例えば日本の演歌などは、当時の日本の恋愛観を幾らかは反映していた筈だ。何故悲恋の物語が多いのかといえば、結婚と恋愛が結びついていない慣習を引き摺っていたからだろう。恋愛自体が悲しいものだったということだ。藤圭子はその世代の怨念の頂点だったから「怨歌歌手」などとまで言われた。

欧米化した日本の歌謡曲、Pop Musicにおいてその様相は変わる。演歌ブームのあとにきたフォークミュージックやニューミュージックの台頭は新しい世代の恋愛観を背景にした歌詞が受け入れられた。「大恋愛の末結ばれる」とかいう、欧米型の、演歌では希少なパターンが散見されるようになった。そこらへんの移り変わりを上手く捉えたさだまさしの……って各論は長くなるから省略するとして。

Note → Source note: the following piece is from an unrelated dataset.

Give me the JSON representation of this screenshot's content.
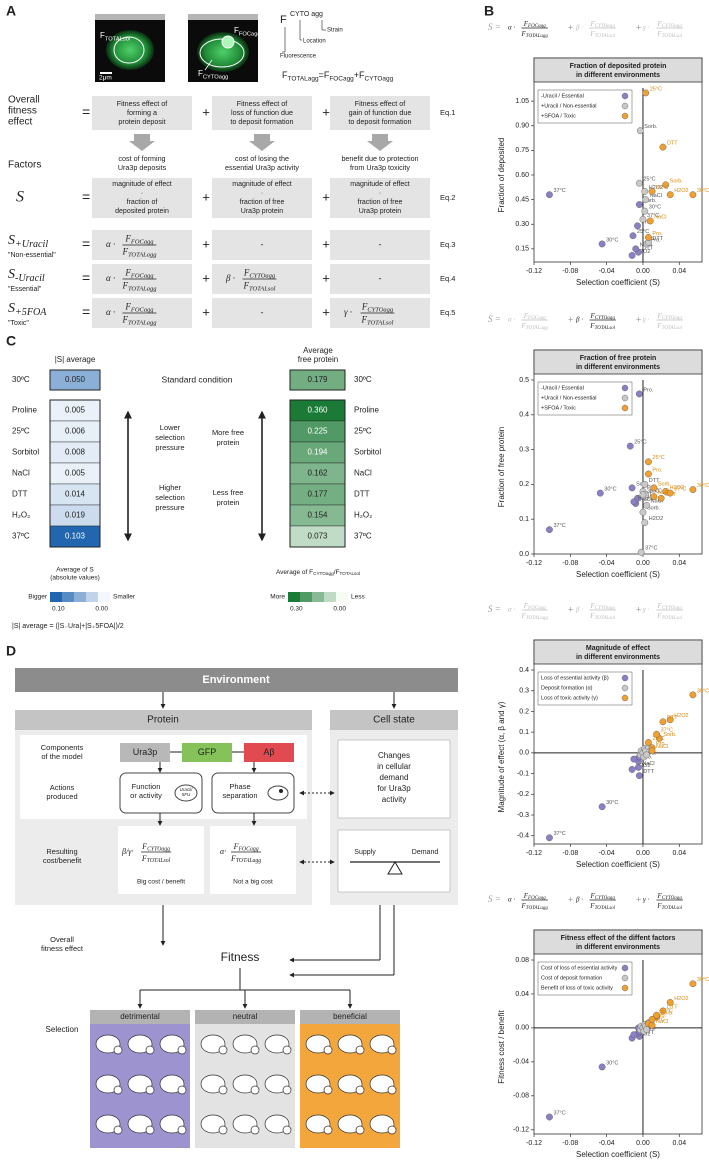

そこから昭和平成令和と流れてきてジェンダー観や結婚観が多様化し、Pop Musicで描かれる恋愛も様変わりした。宇多田ヒカルって、平成の3分の2を担っていた人だから、ある意味そろそろ前時代的になっていたとしてもおかしくなかったのだが、ご存知の通り、寧ろ時代に先んじすぎないように調整してる節すら窺える程現代に適応している。『Time』や『誰にも言わない』はまさにそこらへんの調整の賜物になっていて、あまり旧時代的な感覚はない。

週末に「ネットの音楽オタクが選んだ2020年のベストトラック100」というのをみつけた。200人余りに対するアンケートのようで統計的な意味があるかはわからないが、こういうタイトルの元にしっかりヒカルの『誰にも言わない』と『Time』がランクインしているのはなんだか面映ゆくなった。ベテランの上に「お茶の間でもお馴染みの」なアーティストが音楽オタクたちからも高い評価を受けていると。

何よりもサウンドが常にアップデートされてきているのが大きいだろうが、それと共に、歌詞の世界観、恋愛観に違和が無いのもあるのではないか。今の若い人たちからみても恋愛観が身体性を伴って実感されやすいというか。それと伴に、時代に左右されにくい普遍的なテーマが根底にあるというのも。まぁそれは伝わらないとわかってもらえない要素なので今の風景の中でどれだけ効き目があるのかはわからないが。

でも、もうロンドンに住んで長いだろうに、よく日本の空気とかわかるよねぇ。いや、「ネットの音楽オタク」にウケるとか、電脳空間の中での話ならどこに住んでようが関係ないのか。恋愛ドラマや恋愛小説なんかも電脳空間は最早切っても切れない関係になったし、案外そこから結構なところまで見通せるのかもしれない。おぢさんには遠い世界の話だけれども。

もうちっと具体的な話に踏み込みたいところだが、さてどうしようかと思案中。何しろ次の新曲がカリカチュアライズされたフィクションたるロボットアニメ(エヴァはロボじゃありませんが)のテーマソングなので、そこから現代日本の恋愛観との親和性について語るのは骨が折れる。まだ歌詞も一部分だけだしね。まぁ考えときますわ。